We used individual-level data for 16,918 eligible colorectal cancer cases of European ancestry from 15 studies within the International Survival Analysis of Colorectal Cancer Consortium. We calculated a genetic-risk score based on 52 CRP-associated genetic variants identified from genome-wide association studies. Because of the non-collapsibility of hazard ratios from Cox proportional hazards models, we used the additive hazards model to calculate hazard differences (HD) and 95% confidence intervals (CI) for the association between genetically predicted CRP concentrations and colorectal cancer-specific survival, overall and by stage at diagnosis and tumor location.
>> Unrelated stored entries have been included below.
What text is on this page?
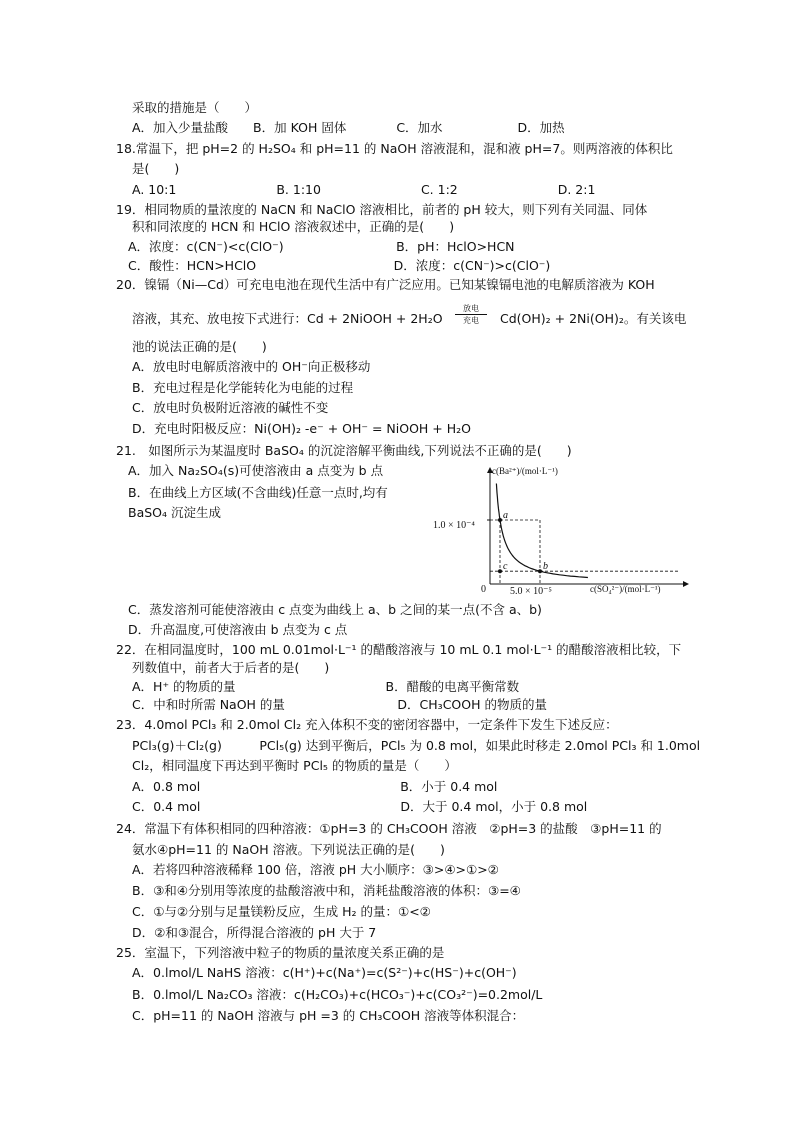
采取的措施是（　　）
A．加入少量盐酸　　B．加 KOH 固体　　　　C．加水　　　　　　D．加热
18.常温下，把 pH=2 的 H₂SO₄ 和 pH=11 的 NaOH 溶液混和，混和液 pH=7。则两溶液的体积比
是(　　)
A. 10:1　　　　　　　　B. 1:10　　　　　　　　C. 1:2　　　　　　　　D. 2:1
19．相同物质的量浓度的 NaCN 和 NaClO 溶液相比，前者的 pH 较大，则下列有关同温、同体
积和同浓度的 HCN 和 HClO 溶液叙述中，正确的是(　　)
A．浓度：c(CN⁻)<c(ClO⁻)　　　　　　　　　B．pH：HclO>HCN
C．酸性：HCN>HClO　　　　　　　　　　　D．浓度：c(CN⁻)>c(ClO⁻)
20．镍镉（Ni—Cd）可充电电池在现代生活中有广泛应用。已知某镍镉电池的电解质溶液为 KOH
溶液，其充、放电按下式进行：Cd + 2NiOOH + 2H₂O	Cd(OH)₂ + 2Ni(OH)₂。有关该电
池的说法正确的是(　　)
A．放电时电解质溶液中的 OH⁻向正极移动
B．充电过程是化学能转化为电能的过程
C．放电时负极附近溶液的碱性不变
D．充电时阳极反应：Ni(OH)₂ -e⁻ + OH⁻ = NiOOH + H₂O
21.　如图所示为某温度时 BaSO₄ 的沉淀溶解平衡曲线,下列说法不正确的是(　　)
A．加入 Na₂SO₄(s)可使溶液由 a 点变为 b 点
B．在曲线上方区域(不含曲线)任意一点时,均有
BaSO₄ 沉淀生成
C．蒸发溶剂可能使溶液由 c 点变为曲线上 a、b 之间的某一点(不含 a、b)
D．升高温度,可使溶液由 b 点变为 c 点
22．在相同温度时，100 mL 0.01mol·L⁻¹ 的醋酸溶液与 10 mL 0.1 mol·L⁻¹ 的醋酸溶液相比较，下
列数值中，前者大于后者的是(　　)
A．H⁺ 的物质的量　　　　　　　　　　　　B．醋酸的电离平衡常数
C．中和时所需 NaOH 的量　　　　　　　　　D．CH₃COOH 的物质的量
23．4.0mol PCl₃ 和 2.0mol Cl₂ 充入体积不变的密闭容器中，一定条件下发生下述反应：
PCl₃(g)＋Cl₂(g)　　　PCl₅(g) 达到平衡后，PCl₅ 为 0.8 mol，如果此时移走 2.0mol PCl₃ 和 1.0mol
Cl₂，相同温度下再达到平衡时 PCl₅ 的物质的量是（　　）
A．0.8 mol　　　　　　　　　　　　　　　　B．小于 0.4 mol
C．0.4 mol　　　　　　　　　　　　　　　　D．大于 0.4 mol，小于 0.8 mol
24．常温下有体积相同的四种溶液：①pH=3 的 CH₃COOH 溶液　②pH=3 的盐酸　③pH=11 的
氨水④pH=11 的 NaOH 溶液。下列说法正确的是(　　)
A．若将四种溶液稀释 100 倍，溶液 pH 大小顺序：③>④>①>②
B．③和④分别用等浓度的盐酸溶液中和，消耗盐酸溶液的体积：③=④
C．①与②分别与足量镁粉反应，生成 H₂ 的量：①<②
D．②和③混合，所得混合溶液的 pH 大于 7
25．室温下，下列溶液中粒子的物质的量浓度关系正确的是
A．0.lmol/L NaHS 溶液：c(H⁺)+c(Na⁺)=c(S²⁻)+c(HS⁻)+c(OH⁻)
B．0.lmol/L Na₂CO₃ 溶液：c(H₂CO₃)+c(HCO₃⁻)+c(CO₃²⁻)=0.2mol/L
C．pH=11 的 NaOH 溶液与 pH =3 的 CH₃COOH 溶液等体积混合：
放电
充电
c(Ba²⁺)/(mol·L⁻¹)
c(SO₄²⁻)/(mol·L⁻¹)
0
1.0 × 10⁻⁴
5.0 × 10⁻⁵
a
b
c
Analyses were adjusted for age at diagnosis, sex, body mass index, genotyping platform, study, and principal components.
Of the 5,395 (32%) deaths accrued over up to 10 years of follow-up, 3,808 (23%) were due to colorectal cancer. Genetically predicted CRP concentration was not associated with colorectal cancer-specific survival (HD, -1.15; 95% CI, -2.76 to 0.47 per 100,000 person-years; = 0.16). Similarly, no associations were observed in subgroup analyses by stage at diagnosis or tumor location.
Despite adequate power to detect moderate associations, our results did not support a causal effect of circulating CRP concentrations on colorectal cancer-specific survival.
Future research evaluating genetically determined levels of other circulating inflammatory biomarkers (i.e., IL6) with colorectal cancer survival outcomes is needed.
观察性研究报告称,循环 C 反应蛋白(CRP)与结直肠癌生存之间呈正相关,但这些研究易受未测量的混杂因素和反向因果关系的影响。我们使用孟德尔随机化方法来评估遗传预测的 CRP 浓度与结直肠癌特异性生存之间的关联。
我们使用了来自国际结直肠癌生存分析联盟内 15 项研究的 16918 例符合条件的欧洲血统结直肠癌病例的个体水平数据。我们基于从全基因组关联研究中确定的 52 个 CRP 相关遗传变异,计算了一个遗传风险评分。由于 Cox 比例风险模型的危险比不可 collapsible,我们使用加性危险模型来计算遗传预测的 CRP 浓度与结直肠癌特异性生存之间的关联的危险差异(HD)和 95%置信区间(CI),总体以及按诊断时的阶段和肿瘤位置进行分析。调整了年龄、性别、体重指数、基因分型平台、研究和主成分。
在长达 10 年的随访期间,5395 例(32%)死亡中,3808 例(23%)死于结直肠癌。遗传预测的 CRP 浓度与结直肠癌特异性生存无关(HD,-1.15;95%CI,-2.76 至 0.47/10 万人年; = 0.16)。同样,在按诊断时的阶段或肿瘤位置进行的亚组分析中也未观察到关联。
尽管有足够的检测中等关联的能力,但我们的结果不支持循环 CRP 浓度对结直肠癌特异性生存的因果影响。
需要进一步研究评估其他循环炎症生物标志物(即 IL6)的遗传决定水平与结直肠癌生存结果的关系。